[Clipart] new site design in progress
Bryce Harrington
bryce at bryceharrington.com
Wed Sep 8 13:33:56 PDT 2004
On Wed, 8 Sep 2004, Jonadab the Unsightly One wrote:
> Alan Horkan <horkana at maths.tcd.ie> writes:
> >> The upload section is large. It seems like that is not useful for
> >> most of our audience. Maybe only one out of 100 would ever submit
> >> anything. Maybe the upload should be on a separate webpage.
> >
> > I'm in two minds on this one.
> >
> > The project is new and we want to attract as many contributions as
> > possible but at some point it makes sense to move this off the front
> > page. (I've always disliked how some Wiki sites are totally in your
> > face about editing/contributing which makes the site unpleasant to
> > just use).
>
> I agree with all of that. But I don't know how soon to pull the
> quicksubmit from the front page. Maybe when the project hits some
> important milestone? 1000 images? 5000? 10000?
Actually, I'd favor keeping it.
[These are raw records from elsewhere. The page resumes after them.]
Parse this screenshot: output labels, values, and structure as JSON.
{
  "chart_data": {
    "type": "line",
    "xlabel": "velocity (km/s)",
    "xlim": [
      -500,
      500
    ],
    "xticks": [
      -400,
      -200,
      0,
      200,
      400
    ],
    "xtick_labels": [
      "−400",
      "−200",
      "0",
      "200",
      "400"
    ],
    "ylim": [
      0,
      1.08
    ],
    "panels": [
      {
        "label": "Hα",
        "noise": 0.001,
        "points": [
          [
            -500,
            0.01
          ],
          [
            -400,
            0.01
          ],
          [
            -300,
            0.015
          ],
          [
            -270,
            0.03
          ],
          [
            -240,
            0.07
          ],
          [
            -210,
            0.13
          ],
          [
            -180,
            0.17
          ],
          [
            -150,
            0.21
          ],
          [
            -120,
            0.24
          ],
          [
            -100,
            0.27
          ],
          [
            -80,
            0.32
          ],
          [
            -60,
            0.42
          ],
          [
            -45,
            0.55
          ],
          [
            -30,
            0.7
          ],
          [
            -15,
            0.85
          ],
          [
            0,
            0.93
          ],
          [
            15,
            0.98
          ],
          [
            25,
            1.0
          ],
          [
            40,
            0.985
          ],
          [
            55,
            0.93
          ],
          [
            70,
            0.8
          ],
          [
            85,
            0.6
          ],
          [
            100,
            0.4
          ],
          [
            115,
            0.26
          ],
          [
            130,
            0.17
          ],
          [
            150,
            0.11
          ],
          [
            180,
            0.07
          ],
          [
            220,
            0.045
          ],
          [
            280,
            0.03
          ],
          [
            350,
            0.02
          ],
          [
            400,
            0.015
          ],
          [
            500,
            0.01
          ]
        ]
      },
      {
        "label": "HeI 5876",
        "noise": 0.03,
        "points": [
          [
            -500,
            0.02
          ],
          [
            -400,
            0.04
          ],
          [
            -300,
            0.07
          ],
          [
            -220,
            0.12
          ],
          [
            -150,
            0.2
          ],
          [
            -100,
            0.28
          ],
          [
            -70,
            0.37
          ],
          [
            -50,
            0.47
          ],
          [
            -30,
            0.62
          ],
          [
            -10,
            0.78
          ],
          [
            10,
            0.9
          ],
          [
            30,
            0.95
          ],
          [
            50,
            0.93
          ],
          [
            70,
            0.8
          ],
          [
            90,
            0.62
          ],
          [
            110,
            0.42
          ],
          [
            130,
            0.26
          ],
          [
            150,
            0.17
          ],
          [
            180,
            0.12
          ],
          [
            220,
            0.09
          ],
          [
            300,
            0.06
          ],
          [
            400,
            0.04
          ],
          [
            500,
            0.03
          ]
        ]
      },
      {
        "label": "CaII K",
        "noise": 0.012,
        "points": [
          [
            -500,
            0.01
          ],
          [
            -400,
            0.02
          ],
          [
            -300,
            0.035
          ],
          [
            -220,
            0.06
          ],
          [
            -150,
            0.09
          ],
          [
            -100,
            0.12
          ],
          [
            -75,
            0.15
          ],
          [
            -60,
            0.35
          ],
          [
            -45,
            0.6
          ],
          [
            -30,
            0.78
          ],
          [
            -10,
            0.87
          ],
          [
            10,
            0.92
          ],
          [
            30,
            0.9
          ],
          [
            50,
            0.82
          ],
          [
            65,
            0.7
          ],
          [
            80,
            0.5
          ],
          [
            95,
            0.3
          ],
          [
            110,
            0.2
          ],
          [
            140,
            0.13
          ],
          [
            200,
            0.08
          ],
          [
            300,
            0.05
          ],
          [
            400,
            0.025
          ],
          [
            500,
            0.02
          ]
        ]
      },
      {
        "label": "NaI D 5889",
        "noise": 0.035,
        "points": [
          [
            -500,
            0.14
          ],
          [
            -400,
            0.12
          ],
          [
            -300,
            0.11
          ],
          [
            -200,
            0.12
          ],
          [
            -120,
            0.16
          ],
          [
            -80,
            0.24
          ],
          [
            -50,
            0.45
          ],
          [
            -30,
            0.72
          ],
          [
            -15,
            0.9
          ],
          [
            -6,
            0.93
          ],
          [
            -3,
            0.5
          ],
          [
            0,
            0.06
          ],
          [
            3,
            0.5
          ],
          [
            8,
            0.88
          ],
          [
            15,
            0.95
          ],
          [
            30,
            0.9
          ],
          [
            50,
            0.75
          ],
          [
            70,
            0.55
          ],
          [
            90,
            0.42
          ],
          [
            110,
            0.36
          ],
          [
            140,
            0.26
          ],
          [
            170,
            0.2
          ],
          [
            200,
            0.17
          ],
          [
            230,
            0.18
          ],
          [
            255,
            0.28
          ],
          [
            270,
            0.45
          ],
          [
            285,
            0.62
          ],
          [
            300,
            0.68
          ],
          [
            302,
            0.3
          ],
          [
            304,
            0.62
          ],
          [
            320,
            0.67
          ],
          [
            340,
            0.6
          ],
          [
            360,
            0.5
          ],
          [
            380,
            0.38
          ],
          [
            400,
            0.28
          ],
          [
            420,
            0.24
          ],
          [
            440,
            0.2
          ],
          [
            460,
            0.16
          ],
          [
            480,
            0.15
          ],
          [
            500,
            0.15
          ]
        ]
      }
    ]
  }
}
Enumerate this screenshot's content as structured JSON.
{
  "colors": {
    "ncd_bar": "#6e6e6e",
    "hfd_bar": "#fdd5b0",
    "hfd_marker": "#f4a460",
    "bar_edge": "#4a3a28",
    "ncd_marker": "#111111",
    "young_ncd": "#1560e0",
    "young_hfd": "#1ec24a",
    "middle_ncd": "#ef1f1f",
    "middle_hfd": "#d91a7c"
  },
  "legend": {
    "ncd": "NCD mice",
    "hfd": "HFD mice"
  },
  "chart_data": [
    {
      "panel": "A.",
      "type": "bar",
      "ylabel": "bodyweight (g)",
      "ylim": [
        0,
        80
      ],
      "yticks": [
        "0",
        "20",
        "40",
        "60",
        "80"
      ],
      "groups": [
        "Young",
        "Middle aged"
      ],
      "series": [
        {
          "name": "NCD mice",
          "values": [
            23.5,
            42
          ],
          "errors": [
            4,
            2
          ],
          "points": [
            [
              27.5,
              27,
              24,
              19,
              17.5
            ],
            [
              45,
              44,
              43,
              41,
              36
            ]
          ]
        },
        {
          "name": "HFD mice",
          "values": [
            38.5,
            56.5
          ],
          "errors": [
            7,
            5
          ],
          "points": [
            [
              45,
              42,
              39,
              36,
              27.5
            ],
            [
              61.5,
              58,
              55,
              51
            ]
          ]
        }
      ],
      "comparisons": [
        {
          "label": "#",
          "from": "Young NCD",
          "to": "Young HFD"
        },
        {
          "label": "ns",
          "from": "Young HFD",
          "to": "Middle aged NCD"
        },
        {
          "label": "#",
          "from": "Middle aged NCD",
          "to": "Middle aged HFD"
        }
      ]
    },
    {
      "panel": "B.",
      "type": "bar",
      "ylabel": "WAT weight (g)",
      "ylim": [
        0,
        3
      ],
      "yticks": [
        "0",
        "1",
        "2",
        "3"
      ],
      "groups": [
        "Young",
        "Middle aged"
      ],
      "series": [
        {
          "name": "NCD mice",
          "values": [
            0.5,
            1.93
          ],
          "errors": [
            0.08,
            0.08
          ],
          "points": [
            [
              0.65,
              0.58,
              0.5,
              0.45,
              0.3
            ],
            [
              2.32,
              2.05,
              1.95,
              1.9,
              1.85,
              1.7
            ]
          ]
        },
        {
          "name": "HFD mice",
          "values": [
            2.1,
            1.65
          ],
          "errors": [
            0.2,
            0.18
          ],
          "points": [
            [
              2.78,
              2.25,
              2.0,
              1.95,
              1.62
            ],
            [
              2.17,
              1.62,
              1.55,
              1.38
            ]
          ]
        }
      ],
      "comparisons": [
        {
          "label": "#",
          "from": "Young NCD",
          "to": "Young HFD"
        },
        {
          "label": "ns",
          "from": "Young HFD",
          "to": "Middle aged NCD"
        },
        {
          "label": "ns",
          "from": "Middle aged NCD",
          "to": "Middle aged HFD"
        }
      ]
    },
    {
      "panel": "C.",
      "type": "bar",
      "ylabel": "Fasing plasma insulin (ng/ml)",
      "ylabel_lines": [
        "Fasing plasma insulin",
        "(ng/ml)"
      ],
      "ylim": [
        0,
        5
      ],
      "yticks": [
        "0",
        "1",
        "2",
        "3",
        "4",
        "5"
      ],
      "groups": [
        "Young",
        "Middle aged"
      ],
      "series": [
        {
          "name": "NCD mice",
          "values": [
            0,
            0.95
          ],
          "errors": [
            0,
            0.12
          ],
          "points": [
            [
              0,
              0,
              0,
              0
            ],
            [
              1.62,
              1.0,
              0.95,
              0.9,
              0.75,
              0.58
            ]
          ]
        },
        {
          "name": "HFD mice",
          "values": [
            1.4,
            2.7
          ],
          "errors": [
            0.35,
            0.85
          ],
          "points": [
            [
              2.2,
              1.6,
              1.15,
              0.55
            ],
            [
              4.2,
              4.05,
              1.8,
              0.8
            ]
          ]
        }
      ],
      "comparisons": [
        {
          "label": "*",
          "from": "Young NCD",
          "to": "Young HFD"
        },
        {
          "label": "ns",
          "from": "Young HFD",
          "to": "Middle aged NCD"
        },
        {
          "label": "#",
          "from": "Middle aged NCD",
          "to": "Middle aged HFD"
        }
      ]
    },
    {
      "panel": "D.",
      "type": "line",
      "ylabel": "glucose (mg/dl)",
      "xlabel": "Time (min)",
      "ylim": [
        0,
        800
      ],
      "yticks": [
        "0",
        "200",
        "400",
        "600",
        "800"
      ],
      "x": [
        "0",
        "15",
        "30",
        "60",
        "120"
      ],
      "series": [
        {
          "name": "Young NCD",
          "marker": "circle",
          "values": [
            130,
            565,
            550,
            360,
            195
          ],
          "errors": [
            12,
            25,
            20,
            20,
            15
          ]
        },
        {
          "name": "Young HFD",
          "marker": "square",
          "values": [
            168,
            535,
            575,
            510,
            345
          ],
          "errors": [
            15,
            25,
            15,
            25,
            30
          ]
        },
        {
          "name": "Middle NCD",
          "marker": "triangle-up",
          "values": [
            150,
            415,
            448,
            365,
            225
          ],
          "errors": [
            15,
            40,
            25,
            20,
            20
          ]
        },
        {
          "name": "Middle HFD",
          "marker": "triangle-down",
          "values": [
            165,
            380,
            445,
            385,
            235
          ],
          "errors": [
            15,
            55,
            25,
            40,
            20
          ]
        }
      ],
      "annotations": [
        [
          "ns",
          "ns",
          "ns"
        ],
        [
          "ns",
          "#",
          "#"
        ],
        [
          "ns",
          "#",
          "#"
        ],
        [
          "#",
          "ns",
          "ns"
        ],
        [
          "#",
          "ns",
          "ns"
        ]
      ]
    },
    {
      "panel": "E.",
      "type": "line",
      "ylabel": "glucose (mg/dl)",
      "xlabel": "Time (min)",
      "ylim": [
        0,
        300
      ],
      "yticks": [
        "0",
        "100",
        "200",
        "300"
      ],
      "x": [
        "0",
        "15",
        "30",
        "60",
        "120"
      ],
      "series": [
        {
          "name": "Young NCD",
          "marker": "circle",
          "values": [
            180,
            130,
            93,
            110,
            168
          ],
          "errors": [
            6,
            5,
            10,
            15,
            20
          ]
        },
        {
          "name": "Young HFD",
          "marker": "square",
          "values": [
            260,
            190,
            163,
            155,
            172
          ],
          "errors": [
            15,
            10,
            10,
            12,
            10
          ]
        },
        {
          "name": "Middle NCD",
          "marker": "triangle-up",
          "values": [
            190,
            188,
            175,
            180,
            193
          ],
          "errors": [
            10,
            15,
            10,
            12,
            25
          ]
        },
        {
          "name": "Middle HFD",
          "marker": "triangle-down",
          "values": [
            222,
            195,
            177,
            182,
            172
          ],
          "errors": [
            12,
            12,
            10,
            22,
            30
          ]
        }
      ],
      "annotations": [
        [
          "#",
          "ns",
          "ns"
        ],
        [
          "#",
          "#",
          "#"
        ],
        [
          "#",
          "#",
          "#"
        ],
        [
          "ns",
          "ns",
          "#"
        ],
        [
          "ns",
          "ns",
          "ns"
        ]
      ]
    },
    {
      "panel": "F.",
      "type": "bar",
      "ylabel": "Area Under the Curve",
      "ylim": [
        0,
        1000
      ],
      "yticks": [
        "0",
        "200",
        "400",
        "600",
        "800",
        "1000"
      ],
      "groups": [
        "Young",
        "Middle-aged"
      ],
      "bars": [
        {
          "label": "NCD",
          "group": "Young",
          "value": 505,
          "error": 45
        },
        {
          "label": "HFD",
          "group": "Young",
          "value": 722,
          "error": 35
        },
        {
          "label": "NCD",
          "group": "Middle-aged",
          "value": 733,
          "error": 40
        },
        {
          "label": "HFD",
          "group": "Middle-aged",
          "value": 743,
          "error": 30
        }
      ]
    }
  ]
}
I do understand the point of it not
being useful to a segment of the potential users, however I definitely
do not think it should be hidden.
>From a project perspective, it's important to consider who the
'customers' are. In a traditional proprietary product-oriented company,
value comes in the form of money from purchasers of the product. Thus
it's typical to think of customers == users who purchase. Thus, you
want to optimize to make it easy and worthwhile for users to purchase.
However, in open source projects, things are different. Value for the
project comes in the form of contributions from users. This could be
patches for a software project, or new clipart in our case. Thus,
customers == users who contribute, and we want to optimize to make it
easy and worthwhile for users to contribute.
>From this viewpoint, I would like to see the quick upload tool remain on
the front page permanently, even if it is felt to distract a little from
the browse/download links. It's worth it.
Now, certainly there's a balance - we don't get users contributing if we
don't have users in general, so we need to also make it reasonably easy
for them to download and get the art. However, I definitely think we
need to make them very aware that it is easy to submit stuff, and to
communicate that it's their duty to contribute stuff, so that the
project grows and succeeds.
This is why it is important in wiki-based projects to have the edit link
clear and visible. If it was available only through a second click,
then this severely cuts down the number of users who become contributors
- they don't even think about editing. Yes, it adds to the site's
clutter, but for the wiki to work it's critical that it be there and
easy to access. It takes very few obstacles to turn a potential new
contributor off.
> Something else we should do before we forget: dynamic pages that do
> computation-intensive or disk-intensive stuff should check the HTTP
> Referer and quickly dish out something static if it's slashdot. I
> really should make OpenClipart::Web check for this and use its static
> cached copy of shell.php under such conditions.
Yes, I notice the site can be quite slow, due either to the dynamic
nature or perhaps to the hardware, but in any case, whatever we can do
to help ease the load would be worth doing.